Sandeep Gupta: Hello Community,
We have built a workflow with 8 service tasks. While testing, we see that it takes around 1 second to execute all of them. Each individual task takes only 5-10 msec. Our use case is to implement near real time work flow, is it possible to reduce time between next task is triggered after previous one finishes? We are using pyzeebe to implement the tasks and zeebe 1.3.1
Nicolas: As your workers are external processes, if you have 8 sequential tasks, you end up doing the following:
• Process is created. First task is created
• Worker polls for first task
• Task is completed. Second task is created
• Worker polls for second task
• Task is completed. Third task is created
• …
Between each step, there is a little bit of time. And between each step, there’s at least one request which goes out, potentially two (if the gateway must re-route it). So even if you have a very fast network, you still have to add a bit of time for the communication as well as the processing. So when it comes to straight-through processing, there’s an unfortunate delay here.
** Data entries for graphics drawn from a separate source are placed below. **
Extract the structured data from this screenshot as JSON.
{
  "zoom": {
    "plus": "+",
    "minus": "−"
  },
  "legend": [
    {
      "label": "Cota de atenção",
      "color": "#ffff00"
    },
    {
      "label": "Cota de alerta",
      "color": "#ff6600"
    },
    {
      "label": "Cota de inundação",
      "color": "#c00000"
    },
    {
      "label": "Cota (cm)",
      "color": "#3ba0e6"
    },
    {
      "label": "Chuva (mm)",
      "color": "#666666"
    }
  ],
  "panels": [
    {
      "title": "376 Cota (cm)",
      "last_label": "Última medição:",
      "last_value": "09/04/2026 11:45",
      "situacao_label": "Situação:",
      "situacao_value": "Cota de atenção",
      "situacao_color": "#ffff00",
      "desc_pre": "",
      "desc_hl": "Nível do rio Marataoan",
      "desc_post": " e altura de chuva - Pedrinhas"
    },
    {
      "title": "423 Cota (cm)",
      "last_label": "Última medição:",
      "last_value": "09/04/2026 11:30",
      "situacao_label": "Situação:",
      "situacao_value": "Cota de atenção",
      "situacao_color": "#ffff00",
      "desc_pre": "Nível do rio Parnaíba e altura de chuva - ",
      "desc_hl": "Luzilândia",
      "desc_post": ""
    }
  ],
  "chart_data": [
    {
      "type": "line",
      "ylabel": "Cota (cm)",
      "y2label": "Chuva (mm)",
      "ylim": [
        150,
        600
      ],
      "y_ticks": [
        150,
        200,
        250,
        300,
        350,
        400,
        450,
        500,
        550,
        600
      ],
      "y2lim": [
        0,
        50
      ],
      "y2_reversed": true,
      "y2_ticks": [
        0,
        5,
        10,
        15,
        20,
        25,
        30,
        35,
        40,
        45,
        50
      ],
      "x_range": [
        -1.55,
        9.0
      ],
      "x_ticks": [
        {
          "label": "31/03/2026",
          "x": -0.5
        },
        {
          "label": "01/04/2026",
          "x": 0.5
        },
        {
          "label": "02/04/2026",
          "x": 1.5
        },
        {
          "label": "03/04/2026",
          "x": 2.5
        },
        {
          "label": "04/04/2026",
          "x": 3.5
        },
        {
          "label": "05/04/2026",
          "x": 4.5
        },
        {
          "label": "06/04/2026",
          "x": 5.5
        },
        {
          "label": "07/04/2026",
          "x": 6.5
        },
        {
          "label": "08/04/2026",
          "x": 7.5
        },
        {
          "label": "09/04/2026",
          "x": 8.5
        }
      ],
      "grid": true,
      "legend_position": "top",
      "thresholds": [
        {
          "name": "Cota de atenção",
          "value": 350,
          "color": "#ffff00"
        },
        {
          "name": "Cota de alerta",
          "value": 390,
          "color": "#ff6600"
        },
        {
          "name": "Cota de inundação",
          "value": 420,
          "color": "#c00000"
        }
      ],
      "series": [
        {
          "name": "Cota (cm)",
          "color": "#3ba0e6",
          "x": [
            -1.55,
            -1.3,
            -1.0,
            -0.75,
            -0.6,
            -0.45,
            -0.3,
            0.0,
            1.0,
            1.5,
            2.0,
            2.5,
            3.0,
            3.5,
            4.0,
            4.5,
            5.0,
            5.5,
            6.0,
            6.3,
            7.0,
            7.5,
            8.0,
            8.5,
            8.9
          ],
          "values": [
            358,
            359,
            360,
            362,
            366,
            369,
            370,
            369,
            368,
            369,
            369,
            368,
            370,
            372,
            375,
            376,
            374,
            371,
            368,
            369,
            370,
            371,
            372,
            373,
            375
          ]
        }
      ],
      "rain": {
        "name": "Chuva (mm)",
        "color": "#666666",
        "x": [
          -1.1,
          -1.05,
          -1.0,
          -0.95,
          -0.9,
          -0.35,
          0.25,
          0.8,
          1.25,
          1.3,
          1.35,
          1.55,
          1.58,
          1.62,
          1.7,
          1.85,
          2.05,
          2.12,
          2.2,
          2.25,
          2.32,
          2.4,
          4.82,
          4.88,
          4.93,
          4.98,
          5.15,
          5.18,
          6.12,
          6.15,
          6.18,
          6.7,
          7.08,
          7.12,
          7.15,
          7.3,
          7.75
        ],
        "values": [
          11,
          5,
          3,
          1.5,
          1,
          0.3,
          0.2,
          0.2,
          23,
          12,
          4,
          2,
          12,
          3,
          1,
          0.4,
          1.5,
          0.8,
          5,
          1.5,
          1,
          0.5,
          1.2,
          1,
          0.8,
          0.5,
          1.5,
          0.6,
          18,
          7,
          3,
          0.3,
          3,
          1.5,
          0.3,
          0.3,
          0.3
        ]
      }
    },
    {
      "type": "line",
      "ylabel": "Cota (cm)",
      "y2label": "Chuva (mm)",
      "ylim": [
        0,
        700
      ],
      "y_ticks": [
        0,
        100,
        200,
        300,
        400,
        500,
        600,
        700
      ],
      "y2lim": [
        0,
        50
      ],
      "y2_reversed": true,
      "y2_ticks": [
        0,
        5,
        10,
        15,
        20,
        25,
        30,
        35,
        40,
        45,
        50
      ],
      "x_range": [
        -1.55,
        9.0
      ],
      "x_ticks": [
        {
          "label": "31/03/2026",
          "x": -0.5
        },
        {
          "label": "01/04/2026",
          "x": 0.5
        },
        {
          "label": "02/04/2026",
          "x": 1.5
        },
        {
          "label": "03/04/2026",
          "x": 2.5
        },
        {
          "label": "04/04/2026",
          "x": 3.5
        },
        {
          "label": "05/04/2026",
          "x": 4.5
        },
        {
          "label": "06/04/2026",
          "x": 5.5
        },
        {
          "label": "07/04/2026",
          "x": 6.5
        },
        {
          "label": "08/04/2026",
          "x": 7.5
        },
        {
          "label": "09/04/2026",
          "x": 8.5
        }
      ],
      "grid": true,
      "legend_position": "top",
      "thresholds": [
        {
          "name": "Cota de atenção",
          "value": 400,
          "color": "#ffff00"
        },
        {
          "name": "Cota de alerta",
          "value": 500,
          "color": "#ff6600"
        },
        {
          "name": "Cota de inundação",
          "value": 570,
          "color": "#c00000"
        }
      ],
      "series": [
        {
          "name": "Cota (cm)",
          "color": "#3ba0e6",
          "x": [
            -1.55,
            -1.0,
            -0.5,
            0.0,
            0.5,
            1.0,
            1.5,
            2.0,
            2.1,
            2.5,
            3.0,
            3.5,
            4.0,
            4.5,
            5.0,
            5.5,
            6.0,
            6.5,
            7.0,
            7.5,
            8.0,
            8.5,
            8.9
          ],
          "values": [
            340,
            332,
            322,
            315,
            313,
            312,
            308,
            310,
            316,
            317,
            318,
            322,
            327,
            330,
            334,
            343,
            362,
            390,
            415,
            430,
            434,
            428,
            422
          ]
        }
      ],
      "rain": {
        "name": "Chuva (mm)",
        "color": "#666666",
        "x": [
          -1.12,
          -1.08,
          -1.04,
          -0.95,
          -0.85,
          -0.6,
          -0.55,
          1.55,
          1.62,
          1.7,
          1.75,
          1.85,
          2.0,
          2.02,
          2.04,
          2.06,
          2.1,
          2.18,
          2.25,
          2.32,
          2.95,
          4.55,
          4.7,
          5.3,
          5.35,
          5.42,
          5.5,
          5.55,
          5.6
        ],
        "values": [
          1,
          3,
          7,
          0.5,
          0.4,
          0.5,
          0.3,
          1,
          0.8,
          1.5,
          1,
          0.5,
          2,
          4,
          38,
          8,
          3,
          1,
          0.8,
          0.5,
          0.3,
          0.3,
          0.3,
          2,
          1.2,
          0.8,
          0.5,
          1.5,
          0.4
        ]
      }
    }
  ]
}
However, the nice part is, you could be working on many workflow instances at the same time, and unless you overload your brokers, the time would remain more or less the same, letting you increase throughput.
To decrease the cycle latency, however, you would need to model your process a bit differently.
Sandeep Gupta: Thanks <@UAHNVBW8N>, I understood your reply but what is your suggestion when you say that process should be modeled a bit differently? Do you mean all tasks should be merged into one?
Nicolas: Having less sequential steps will improve the latency overall. Could you maybe make some of them parallel?
Sandeep Gupta: Unfortunately, no. These are sequential only.
zell: I assume you using a self-hosted zeebe version? What you could try is to also increase the resources each broker uses, like cpu, memory, threads etc. and play a bit around with that. Make sure you use ssd’s and that your system is not io-throttled.
Sandeep Gupta: Correct, we are using self hosted version and have deployed on a kubernetes cluster. Will try to implement your suggestions and see the difference in performance.